Depuis que j’avais retrouvé le chemin de l’écriture, il y a un peu plus d’un an, au lancement de #thestormiscoming, j’ai parfois du faire appel au silence, tantôt faute de temps, tantôt par besoin de prendre le recul nécessaire sur mes plaies, mes bleus, mes colères ou mes tortures. Pour autant, je me rends compte que jamais je n’ai laissé le temps, me battre sur mon propre territoire… Jamais, jusqu’à aujourd’hui ! Car voilà maintenant des semaines que le silence, mon silence, a pris possession de ce presque journal intime auquel je vous ai habitué à travers ce média.La raison de ce silence ? Sans doute l’accumulation de tout un tas de coïncidences mélangées aux tourments de la passion et de la douleur. 
Passion parce que depuis que nous nous sommes installés dans nos nouveaux bureaux, chez The Storm Events, que l’équipe s’est agrandie, les projets ne cessent de se développer… Les projets, mais aussi ma façon de travailler. Armé d’une toute nouvelle équipe, dynamique, motivée, puissante et tout aussi barge que moi, j’apprends à déléguer, permettant à mon coté créatif de s’exprimer plus que jamais, donnant vie ça et là à des idées toutes plus insensées les unes que les autres; mais assez folles finalement pour nous amener sur la route du succès. Mais la passion est égoïste, elle rend aveugle dans son ébullition. 

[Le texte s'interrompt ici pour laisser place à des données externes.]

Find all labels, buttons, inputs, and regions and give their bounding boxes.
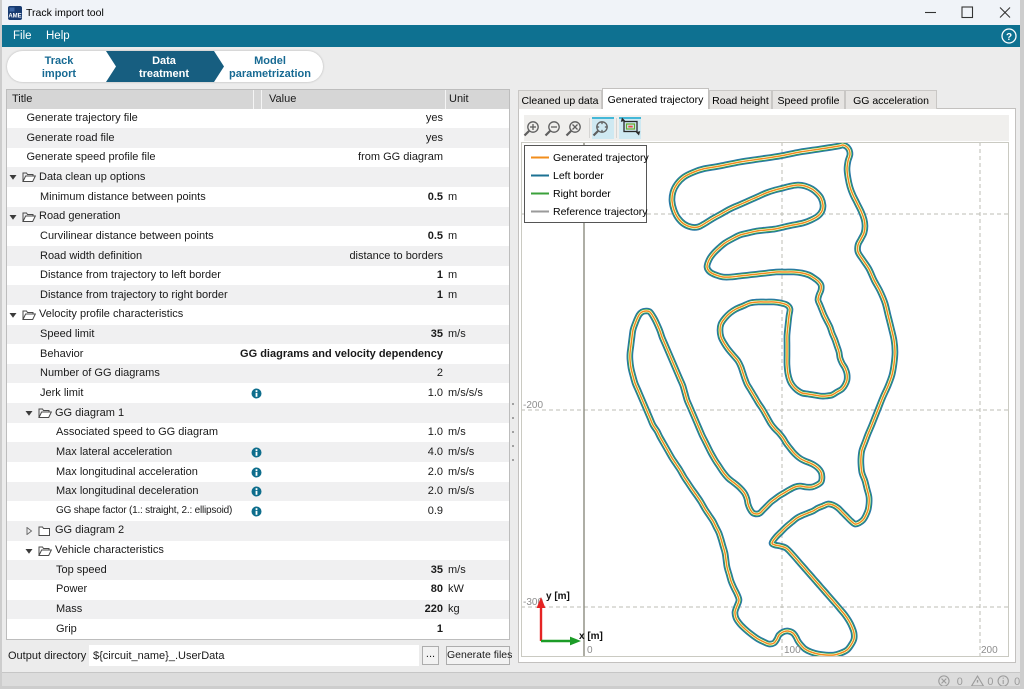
svg-text:y [m]: y [m] <box>546 591 570 602</box>
svg-text:100: 100 <box>784 645 801 656</box>
svg-text:x [m]: x [m] <box>579 631 603 642</box>
svg-text:200: 200 <box>981 645 998 656</box>
svg-text:0: 0 <box>587 645 593 656</box>
svg-text:-200: -200 <box>523 400 543 411</box>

De l’autre coté, la douleur… Celle d’une part de ma personnalité complexe à souhait, qui observe le monde tourner… Ou s’arrêter de tourner ? Les maux que l’on se prête, qui nous rendent toujours un peu plus profondément embourbés dans une boue infâme et sinistre, faisant de moi un homme honteux d’être un homme. J’observe, en silence, mon armure rangée loin de moi, je vois le monde se suicider peu à peu, me laissant circonspect, dépourvu de réponses, dépourvu d’espoir, dépourvu de réactions. Car il y a ce côté en moi, qui, bien caché derrière tout un tas de jolies choses, se meurt petit à petit.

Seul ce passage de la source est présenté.